Robert Mapplethorpe (1946-1989) was born in New York. He earned a B.F.A. from Pratt Institute in Brooklyn, where he produced artwork in a variety of media, mainly collage. The shift to photography as Mapplethorpe’s sole means of expression happened gradually during the mid-seventies. He took his first photographs of his close friend, the singer-artist-poet Patti Smith, using a Polaroid camera, and later became known for his portraits of composers, architects, socialites, stars of pornographic films, members of the S&M underground, and an array of other unique people, many of whom were personal friends. Mapplethorpe had his first solo exhibition in New York in 1976.
During the early 1980s, his photographs shifted to emphasize classical formal beauty, concentrating on statuesque male and female nudes, delicate flowers, still life, and formal portraits. In 1988, four major exhibitions of his work were organized by the Stedelijk Museum in Amsterdam, the Whitney Museum of American Art in New York, The Institute of Contemporary Art at the University of Pennsylvania, Philadelphia, and the National Portrait Gallery in London.
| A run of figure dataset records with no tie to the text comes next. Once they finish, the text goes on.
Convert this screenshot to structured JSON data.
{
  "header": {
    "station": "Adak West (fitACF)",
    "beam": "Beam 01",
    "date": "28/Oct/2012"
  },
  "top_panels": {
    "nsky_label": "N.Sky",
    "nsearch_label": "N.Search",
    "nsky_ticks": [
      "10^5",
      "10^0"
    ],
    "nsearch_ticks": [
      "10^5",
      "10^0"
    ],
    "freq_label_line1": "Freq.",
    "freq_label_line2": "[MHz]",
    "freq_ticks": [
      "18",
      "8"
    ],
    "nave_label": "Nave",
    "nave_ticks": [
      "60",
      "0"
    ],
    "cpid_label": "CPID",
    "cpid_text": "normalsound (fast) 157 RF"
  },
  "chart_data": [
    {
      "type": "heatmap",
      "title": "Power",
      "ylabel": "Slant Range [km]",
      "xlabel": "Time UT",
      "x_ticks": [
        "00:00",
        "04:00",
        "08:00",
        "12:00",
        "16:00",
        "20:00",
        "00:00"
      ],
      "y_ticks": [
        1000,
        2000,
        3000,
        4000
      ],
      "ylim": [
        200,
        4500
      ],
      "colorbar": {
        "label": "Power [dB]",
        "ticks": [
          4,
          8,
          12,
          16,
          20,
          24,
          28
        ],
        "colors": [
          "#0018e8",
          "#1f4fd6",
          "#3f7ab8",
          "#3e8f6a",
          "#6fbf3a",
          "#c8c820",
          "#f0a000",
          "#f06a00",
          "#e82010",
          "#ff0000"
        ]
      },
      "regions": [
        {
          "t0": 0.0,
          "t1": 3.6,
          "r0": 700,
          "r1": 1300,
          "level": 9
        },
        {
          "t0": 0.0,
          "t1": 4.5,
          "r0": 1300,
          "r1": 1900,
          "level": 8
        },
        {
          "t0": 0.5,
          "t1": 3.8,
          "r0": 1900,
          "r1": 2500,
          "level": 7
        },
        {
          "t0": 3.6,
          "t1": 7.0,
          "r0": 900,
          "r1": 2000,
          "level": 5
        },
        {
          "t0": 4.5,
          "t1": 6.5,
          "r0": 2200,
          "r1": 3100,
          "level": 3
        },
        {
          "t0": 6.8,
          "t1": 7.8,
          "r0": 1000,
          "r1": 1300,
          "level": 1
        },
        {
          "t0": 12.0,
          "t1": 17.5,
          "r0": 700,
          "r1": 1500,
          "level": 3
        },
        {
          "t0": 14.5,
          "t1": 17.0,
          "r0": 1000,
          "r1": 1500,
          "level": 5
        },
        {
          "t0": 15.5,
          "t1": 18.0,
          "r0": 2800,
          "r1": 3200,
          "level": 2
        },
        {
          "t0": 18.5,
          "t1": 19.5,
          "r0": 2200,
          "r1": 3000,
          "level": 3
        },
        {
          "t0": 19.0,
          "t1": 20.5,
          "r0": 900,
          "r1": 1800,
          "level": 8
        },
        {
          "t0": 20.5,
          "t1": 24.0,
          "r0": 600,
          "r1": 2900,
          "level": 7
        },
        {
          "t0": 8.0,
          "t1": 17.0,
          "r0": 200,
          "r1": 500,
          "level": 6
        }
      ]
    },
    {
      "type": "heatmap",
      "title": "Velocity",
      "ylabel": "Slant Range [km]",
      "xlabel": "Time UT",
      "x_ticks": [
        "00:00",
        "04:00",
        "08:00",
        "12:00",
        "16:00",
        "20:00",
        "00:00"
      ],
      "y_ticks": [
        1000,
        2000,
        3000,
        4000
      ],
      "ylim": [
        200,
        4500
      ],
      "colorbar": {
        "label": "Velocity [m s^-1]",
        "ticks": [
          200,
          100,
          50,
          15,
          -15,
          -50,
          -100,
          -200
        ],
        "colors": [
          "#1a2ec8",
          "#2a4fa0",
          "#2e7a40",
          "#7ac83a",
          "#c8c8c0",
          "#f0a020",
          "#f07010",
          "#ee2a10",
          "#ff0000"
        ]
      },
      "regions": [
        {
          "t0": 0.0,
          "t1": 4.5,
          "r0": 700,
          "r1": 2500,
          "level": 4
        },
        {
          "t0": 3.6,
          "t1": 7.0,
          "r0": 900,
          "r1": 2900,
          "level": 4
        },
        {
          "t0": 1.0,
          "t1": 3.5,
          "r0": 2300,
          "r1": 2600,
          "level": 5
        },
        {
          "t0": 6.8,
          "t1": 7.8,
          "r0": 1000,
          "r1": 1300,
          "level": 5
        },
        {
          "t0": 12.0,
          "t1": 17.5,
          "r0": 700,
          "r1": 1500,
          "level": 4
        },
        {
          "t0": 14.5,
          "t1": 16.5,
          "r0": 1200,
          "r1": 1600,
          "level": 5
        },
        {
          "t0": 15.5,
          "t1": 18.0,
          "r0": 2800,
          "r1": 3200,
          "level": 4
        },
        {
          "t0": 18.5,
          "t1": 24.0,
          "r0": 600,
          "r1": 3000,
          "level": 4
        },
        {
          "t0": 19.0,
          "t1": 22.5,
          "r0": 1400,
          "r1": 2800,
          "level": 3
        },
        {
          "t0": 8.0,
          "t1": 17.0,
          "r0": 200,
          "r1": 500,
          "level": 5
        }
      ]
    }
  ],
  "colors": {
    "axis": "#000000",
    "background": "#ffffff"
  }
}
These exhibitions, and the controversial works they presented, sparked an international and ongoing debate about public funding for the arts, censorship and other First Amendment concerns, as well as the definition of that which is considered art.
Mapplethorpe died from AIDS on March 9, 1989, in Boston, at age 42. Since that time, his work has been the subject of numerous exhibitions in galleries and museums throughout the world, including major travelling retrospectives. Robert Mapplethorpe’s work is widely collected, and he is considered by many art scholars to be among the most important American photographers of the latter half of the twentieth century.